Developer Transformation Guide > Python Transformation > Python Transformation Setup Requirements

Python Transformation Setup Requirements

Before you can use the Python transformation, you must prepare the Spark engine to process the Python transformation.

Complete the following tasks:

•Install Python and Jep on the Data Integration Service machine.
•Configure Spark execution parameters in the Hadoop connection.

Install Python, JEP, and Third-Party Libraries

Install Python to run the Python code in the Python transformation. When you install Python, you must install the Jep package. Optionally, you can install additional third-party libraries.

Install Python with the --enable-shared option to ensure that shared libraries are accessible by Jep.

The Python transformation supports the following Python versions:

•2.7
•3.3
•3.4
•3.5
•3.6

To install Jep, consider the following installation options:

•Run pip install jep. Use this option if Python is installed with the pip package.
•Configure the Jep binaries. Ensure that jep.jar can be accessed by Java classloaders, the shared Jep library can be accessed by Java, and Jep Python files can be accessed by Python.

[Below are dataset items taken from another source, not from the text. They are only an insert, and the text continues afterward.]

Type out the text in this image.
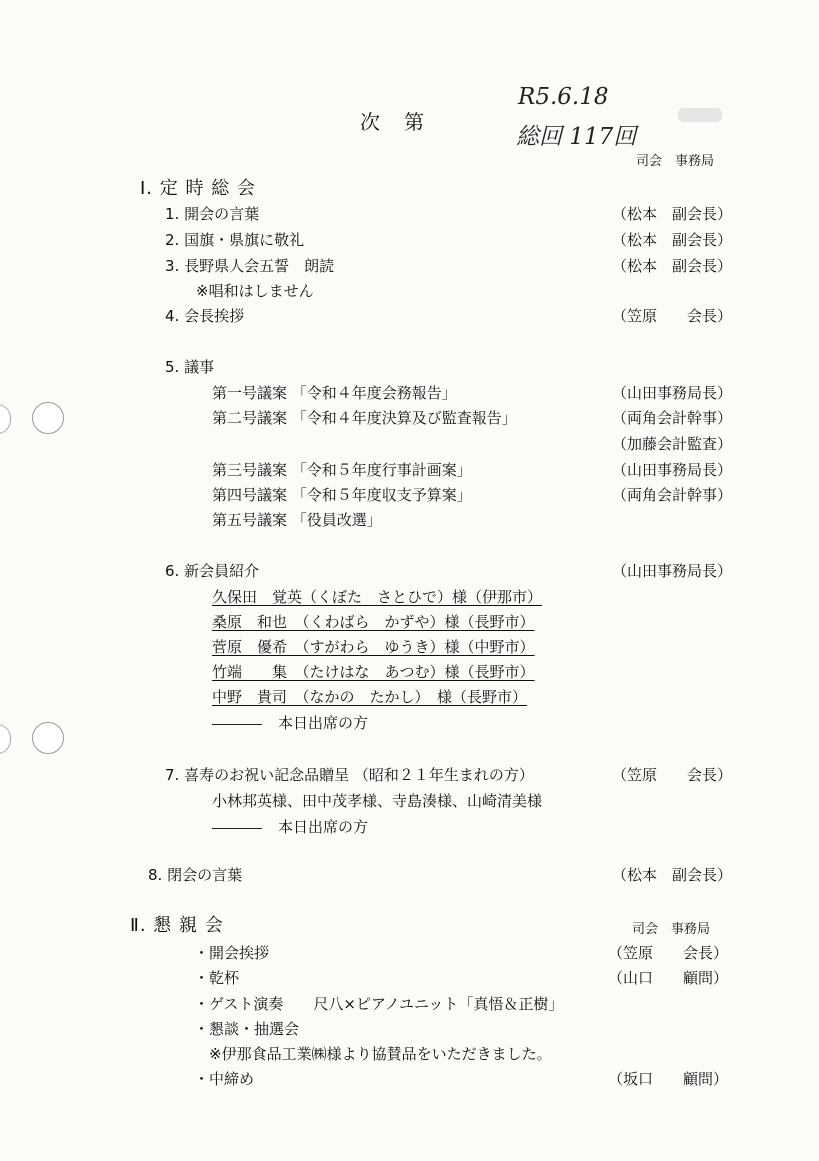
次　第
R5.6.18
総回 117回
司会　事務局
Ⅰ. 定 時 総 会
1. 開会の言葉	（松本　副会長）
2. 国旗・県旗に敬礼	（松本　副会長）
3. 長野県人会五誓　朗読	（松本　副会長）
※唱和はしません
4. 会長挨拶	（笠原　　会長）
5. 議事
第一号議案 「令和４年度会務報告」	（山田事務局長）
第二号議案 「令和４年度決算及び監査報告」	（両角会計幹事）
（加藤会計監査）
第三号議案 「令和５年度行事計画案」	（山田事務局長）
第四号議案 「令和５年度収支予算案」	（両角会計幹事）
第五号議案 「役員改選」
6. 新会員紹介	（山田事務局長）
久保田　覚英（くぼた　さとひで）様（伊那市）
桑原　和也　（くわばら　かずや）様（長野市）
菅原　優希　（すがわら　ゆうき）様（中野市）
竹端　　集　（たけはな　あつむ）様（長野市）
中野　貴司　（なかの　たかし）　様（長野市）
本日出席の方
7. 喜寿のお祝い記念品贈呈 （昭和２１年生まれの方）	（笠原　　会長）
小林邦英様、田中茂孝様、寺島湊様、山崎清美様
本日出席の方
8. 閉会の言葉	（松本　副会長）
Ⅱ. 懇 親 会	司会　事務局
・開会挨拶	（笠原　　会長）
・乾杯	（山口　　顧問）
・ゲスト演奏　　尺八×ピアノユニット「真悟＆正樹」
・懇談・抽選会
※伊那食品工業㈱様より協賛品をいただきました。
・中締め	（坂口　　顧問）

Optionally, you can install third-party libraries such as numpy, scikit-learn, and cv2. You can access the third-party libraries in the Python transformation.

After you install Python, Jep, and any third-party libraries, copy the Python installation folder to the following location on the Data Integration Service machine:

<Informatica installation directory>/services/shared/spark/python

Changes take effect after you restart the Data Integration Service.

Configure Spark Execution Parameters

To configure the Spark engine to run the Python transformation, configure the following Spark execution parameters:

infaspark.pythontx.executorEnv.LD_PRELOAD
infaspark.pythontx.submit.lib.JEP_HOME